Some interpreted Putin’s absence as a calculated snub from a former KGB officer who has reversed many of Gorbachev’s reforms and has stated that the 1991 collapse of the Soviet Union was the greatest geopolitical disaster of the twentieth century, which he would reverse if given the chance.

“I think it’s a statement,” veteran journalist Vladimir Pozner told Reuters.

“And I don’t think Mr. Putin is a big fan of Mr. Gorbachev. That is his right; he is not required to be. I believe they saw the world in very different ways.”

Gorbachev, like Putin, was crushed by the Soviet Union’s demise, but many Russians blame him for starting a reform process that spiraled out of control and emboldened many of the USSR’s 15 republics to secede.

This ushered in a period of newly discovered freedoms in Russia, but also prolonged economic suffering and a sometimes bloody and one-sided redistribution of state property, leaving many Russians angry and humiliated.

SILENT PROTEST?
Former Russian President Dmitry Medvedev, now the Security Council’s deputy chairman, paid his respects to Gorbachev on Saturday, as did some other senior pro-Kremlin politicians, but not all.

Hungarian Prime Minister Viktor Orban laid flowers at the funeral and was expected to attend as well. However, with the West heavily sanctioning Russia for what Putin refers to as his “special military operation” in Ukraine, other European and Western leaders were absent.

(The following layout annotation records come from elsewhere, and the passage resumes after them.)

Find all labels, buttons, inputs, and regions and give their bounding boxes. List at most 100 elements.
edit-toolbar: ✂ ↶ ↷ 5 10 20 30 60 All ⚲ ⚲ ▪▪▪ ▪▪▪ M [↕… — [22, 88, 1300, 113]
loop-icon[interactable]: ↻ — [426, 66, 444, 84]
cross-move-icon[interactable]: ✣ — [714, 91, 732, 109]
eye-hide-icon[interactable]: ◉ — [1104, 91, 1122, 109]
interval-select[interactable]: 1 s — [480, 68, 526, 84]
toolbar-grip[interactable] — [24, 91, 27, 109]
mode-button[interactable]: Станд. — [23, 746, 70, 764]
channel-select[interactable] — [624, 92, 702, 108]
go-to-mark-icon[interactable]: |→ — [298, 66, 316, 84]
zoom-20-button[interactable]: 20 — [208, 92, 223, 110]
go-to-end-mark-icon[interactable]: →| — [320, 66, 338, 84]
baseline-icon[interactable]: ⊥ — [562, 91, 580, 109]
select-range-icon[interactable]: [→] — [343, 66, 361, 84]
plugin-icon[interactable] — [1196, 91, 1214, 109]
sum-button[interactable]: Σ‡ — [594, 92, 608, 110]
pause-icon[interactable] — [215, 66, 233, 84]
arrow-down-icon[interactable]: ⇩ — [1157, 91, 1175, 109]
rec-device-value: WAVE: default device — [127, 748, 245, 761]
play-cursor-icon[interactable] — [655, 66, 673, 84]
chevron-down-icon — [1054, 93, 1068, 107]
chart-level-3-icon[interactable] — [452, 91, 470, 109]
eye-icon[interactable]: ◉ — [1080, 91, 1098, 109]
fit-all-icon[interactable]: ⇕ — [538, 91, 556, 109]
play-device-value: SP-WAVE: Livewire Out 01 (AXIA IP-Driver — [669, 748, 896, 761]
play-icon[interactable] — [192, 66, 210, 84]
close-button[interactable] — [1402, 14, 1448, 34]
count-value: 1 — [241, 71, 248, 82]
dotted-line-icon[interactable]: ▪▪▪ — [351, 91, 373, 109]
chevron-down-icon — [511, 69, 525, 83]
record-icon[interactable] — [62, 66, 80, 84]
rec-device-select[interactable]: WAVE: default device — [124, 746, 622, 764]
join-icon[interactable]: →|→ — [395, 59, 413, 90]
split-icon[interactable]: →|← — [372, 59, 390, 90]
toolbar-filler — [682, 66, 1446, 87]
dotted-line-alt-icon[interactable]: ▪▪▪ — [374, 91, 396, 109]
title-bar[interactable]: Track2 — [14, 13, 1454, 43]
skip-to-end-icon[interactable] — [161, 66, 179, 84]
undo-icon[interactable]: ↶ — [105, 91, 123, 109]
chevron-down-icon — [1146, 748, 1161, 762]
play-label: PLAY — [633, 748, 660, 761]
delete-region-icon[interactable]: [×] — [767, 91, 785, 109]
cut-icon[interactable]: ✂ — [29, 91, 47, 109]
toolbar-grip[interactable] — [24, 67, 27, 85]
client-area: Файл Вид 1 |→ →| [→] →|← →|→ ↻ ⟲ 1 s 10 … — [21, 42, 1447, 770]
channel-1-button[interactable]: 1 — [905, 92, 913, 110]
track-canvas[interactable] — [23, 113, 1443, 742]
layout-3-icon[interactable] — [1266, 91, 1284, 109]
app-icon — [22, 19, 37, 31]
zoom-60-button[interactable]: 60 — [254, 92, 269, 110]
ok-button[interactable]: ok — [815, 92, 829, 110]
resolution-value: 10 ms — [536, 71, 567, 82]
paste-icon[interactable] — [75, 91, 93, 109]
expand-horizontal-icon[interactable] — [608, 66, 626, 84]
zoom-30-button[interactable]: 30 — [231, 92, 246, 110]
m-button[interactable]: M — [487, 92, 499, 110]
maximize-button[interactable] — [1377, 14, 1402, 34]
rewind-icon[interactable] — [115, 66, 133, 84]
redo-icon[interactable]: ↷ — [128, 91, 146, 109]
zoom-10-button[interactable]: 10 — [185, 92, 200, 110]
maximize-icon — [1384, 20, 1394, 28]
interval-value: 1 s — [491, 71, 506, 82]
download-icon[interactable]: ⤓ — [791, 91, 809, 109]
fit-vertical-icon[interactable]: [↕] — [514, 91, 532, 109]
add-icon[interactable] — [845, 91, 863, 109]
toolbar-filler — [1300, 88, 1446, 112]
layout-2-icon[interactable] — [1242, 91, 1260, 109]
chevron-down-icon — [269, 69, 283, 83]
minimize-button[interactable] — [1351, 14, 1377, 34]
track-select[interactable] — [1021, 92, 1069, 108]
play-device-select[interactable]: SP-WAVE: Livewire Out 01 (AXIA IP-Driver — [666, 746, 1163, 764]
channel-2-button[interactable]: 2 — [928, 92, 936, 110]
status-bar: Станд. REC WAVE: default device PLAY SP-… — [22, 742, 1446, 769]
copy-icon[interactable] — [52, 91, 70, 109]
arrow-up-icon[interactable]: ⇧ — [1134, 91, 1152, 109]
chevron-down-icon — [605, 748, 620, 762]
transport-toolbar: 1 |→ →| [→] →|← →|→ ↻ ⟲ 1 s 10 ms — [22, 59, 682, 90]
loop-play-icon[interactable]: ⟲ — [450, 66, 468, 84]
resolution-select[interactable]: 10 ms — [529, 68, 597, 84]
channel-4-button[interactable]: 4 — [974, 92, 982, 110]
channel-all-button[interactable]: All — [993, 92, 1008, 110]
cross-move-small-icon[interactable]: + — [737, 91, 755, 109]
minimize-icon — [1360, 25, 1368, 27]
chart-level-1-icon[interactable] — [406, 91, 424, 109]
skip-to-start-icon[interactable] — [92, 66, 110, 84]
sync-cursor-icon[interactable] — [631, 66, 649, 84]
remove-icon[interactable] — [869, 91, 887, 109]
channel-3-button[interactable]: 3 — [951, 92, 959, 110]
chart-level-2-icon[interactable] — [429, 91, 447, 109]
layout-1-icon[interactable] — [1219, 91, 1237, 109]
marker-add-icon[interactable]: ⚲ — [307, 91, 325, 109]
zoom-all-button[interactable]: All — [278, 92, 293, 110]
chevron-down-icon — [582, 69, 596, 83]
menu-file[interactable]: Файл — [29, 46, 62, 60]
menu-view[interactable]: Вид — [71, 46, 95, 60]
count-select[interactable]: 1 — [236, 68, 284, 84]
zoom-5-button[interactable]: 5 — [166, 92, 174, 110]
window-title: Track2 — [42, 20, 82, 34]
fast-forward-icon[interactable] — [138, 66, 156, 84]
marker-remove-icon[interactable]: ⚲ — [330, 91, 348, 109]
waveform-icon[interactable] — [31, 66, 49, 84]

Many of the mourners were young Russians who had not even been born when the Soviet Union fell apart.

“Yes, he made some serious socioeconomic mistakes, but they pale in comparison to what he did for press freedom and international relations. Things like the fall of the Berlin Wall, for example, “said Oleg, a 22-year-old former history student.

According to historian Andrey Zubov, who knew Gorbachev, the presence of young people was a silent protest against the current political system.

However, given Gorbachev’s role in modern Russian history, he was disappointed by the turnout, implying that few Russians valued freedom over tyranny.

“When Stalin was laid to rest here (in 1953), hundreds of thousands came, and some people were killed in the crash,” Zubov explained.

“However, when Gorbachev died, thousands of people gathered to pay tribute to a man who gave us our freedom. It’s not much.”